NINA DOS SANTOS, CNN CORRESPONDENT (voice over): It started with a signature. The Abraham Accords have been a boon for business between Israel
and the UAE. Now, Israeli entrepreneurs like Yariv Cohen hope to see it flourish further at Expo 2020 Dubai, the first global event in the region
since that signature.
YARIV COHEN, CEO, IGNITE POWER: Dubai Expo for me represents the perfect combination of business sustainability and policy.
DOS SANTOS (voice over): Heading up a renewable energy company in Dubai, Cohen is particularly excited about the focus on sustainable technology and
the potential opportunities he can seize upon.
COHEN: This is the right place to be because the theme of the expo is sustainability, which is exactly what we do. We provide solar system on
homes that people that don't have power today, the policymakers in the world will come here. So we're looking for collaboration.

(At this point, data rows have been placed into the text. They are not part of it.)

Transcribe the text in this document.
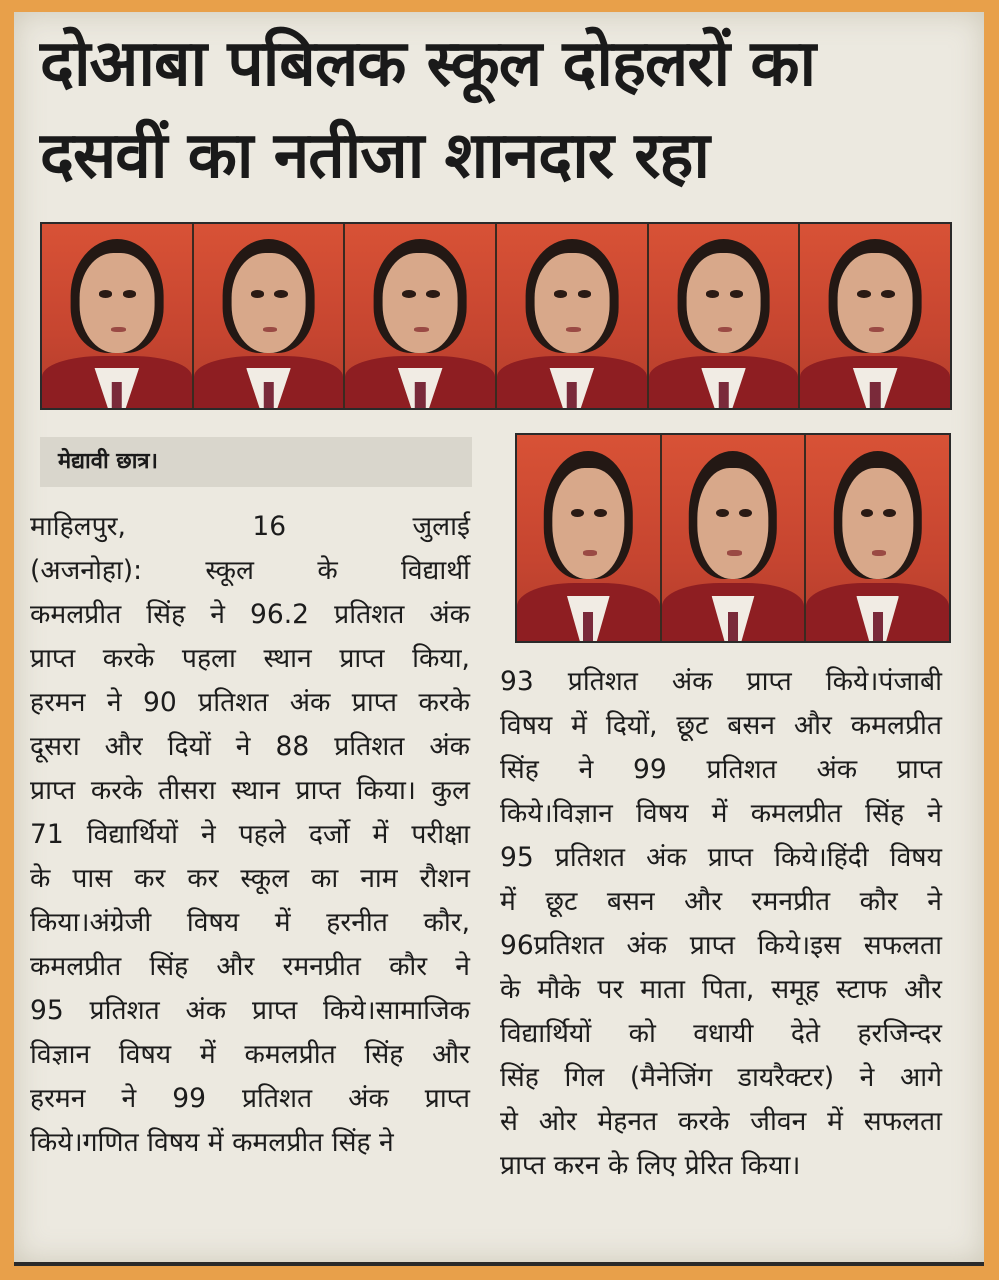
दोआबा पबिलक स्कूल दोहलरों का
दसवीं का नतीजा शानदार रहा
मेद्यावी छात्र।
माहिलपुर, 16 जुलाई
(अजनोहा): स्कूल के विद्यार्थी
कमलप्रीत सिंह ने 96.2 प्रतिशत अंक
प्राप्त करके पहला स्थान प्राप्त किया,
हरमन ने 90 प्रतिशत अंक प्राप्त करके
दूसरा और दियों ने 88 प्रतिशत अंक
प्राप्त करके तीसरा स्थान प्राप्त किया। कुल
71 विद्यार्थियों ने पहले दर्जो में परीक्षा
के पास कर कर स्कूल का नाम रौशन
किया।अंग्रेजी विषय में हरनीत कौर,
कमलप्रीत सिंह और रमनप्रीत कौर ने
95 प्रतिशत अंक प्राप्त किये।सामाजिक
विज्ञान विषय में कमलप्रीत सिंह और
हरमन ने 99 प्रतिशत अंक प्राप्त
किये।गणित विषय में कमलप्रीत सिंह ने
93 प्रतिशत अंक प्राप्त किये।पंजाबी
विषय में दियों, छूट बसन और कमलप्रीत
सिंह ने 99 प्रतिशत अंक प्राप्त
किये।विज्ञान विषय में कमलप्रीत सिंह ने
95 प्रतिशत अंक प्राप्त किये।हिंदी विषय
में छूट बसन और रमनप्रीत कौर ने
96प्रतिशत अंक प्राप्त किये।इस सफलता
के मौके पर माता पिता, समूह स्टाफ और
विद्यार्थियों को वधायी देते हरजिन्दर
सिंह गिल (मैनेजिंग डायरैक्टर) ने आगे
से ओर मेहनत करके जीवन में सफलता
प्राप्त करन के लिए प्रेरित किया।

It's not just a networking event. It's a lot more bigger than that for us.
UNIDENTIFIED MALE: Very interesting. What a panoramic view of Jerusalem.
DOS SANTOS (voice over): Once finished, Israel hopes its pavilion, which recreates an old Middle Eastern tent, made up with LED panels will be the
home for partnerships, big announcements and deals.
UNIDENTIFIED MALE: So how are you getting ready for Expo?
COHEN: Oh, there's a lot to do. It will be a major event.
UNIDENTIFIED MALE: Well, hopefully it will be a successful one.
DOS SANTOS (voice over): In July, business between the countries reached $675 million. And for Israeli Ambassador Eitan Na'eh, Expo 2020 Dubai will
be a gateway for more.
EITAN NA'EH, ISRAELI AMBASSADOR THE UAE: We want to show Israel. We want to show our culture. We want to show our innovative spirit.
Cooperating is the way forward.
DOS SANTOS (voice over): That's Israel's mantra, literally.
NA'EH: Towards tomorrow, el hamahal (ph).
DOS SANTOS (voice over): Israel's Chamber of Commerce expects Expo 2020 to boost trade to $1.5 billion, bringing together each country's strengths in
several emerging sectors.
NA'EH: There is a great synergy whether it's agriculture, agro-tech, food security, cyber, artificial intelligence, everything tech -- medi-tech.
DOS SANTOS (voice over): That's music to Cohen's ears.
COHEN: If you have a global ambition, use the Expo as a jumping stone.
DOS SANTOS (voice over): Expo 2020 could cement the marriage of two countries sharing a love of commerce and of tech.
Nina dos Santos, CNN.
CHATTERLEY: And finally on FIRST MOVE, if you can't afford a ticket on a rocket ship to space, here's an alternative back on earth. The Galactic
Star Cruiser is taking bookings. It's actually at Disney's new luxury "Star Wars" Hotel and it does come complete with light saber experiences and
"Star Wars" characters to interact with.
It will open at Disneyworld in Florida next spring and a two-night stay could cost a family as much as $6,000.00. May the force be with you and
your credit card.
That's it for the show. Stay safe.
"Connect the World" with Becky Anderson is next, and I'll see you tomorrow.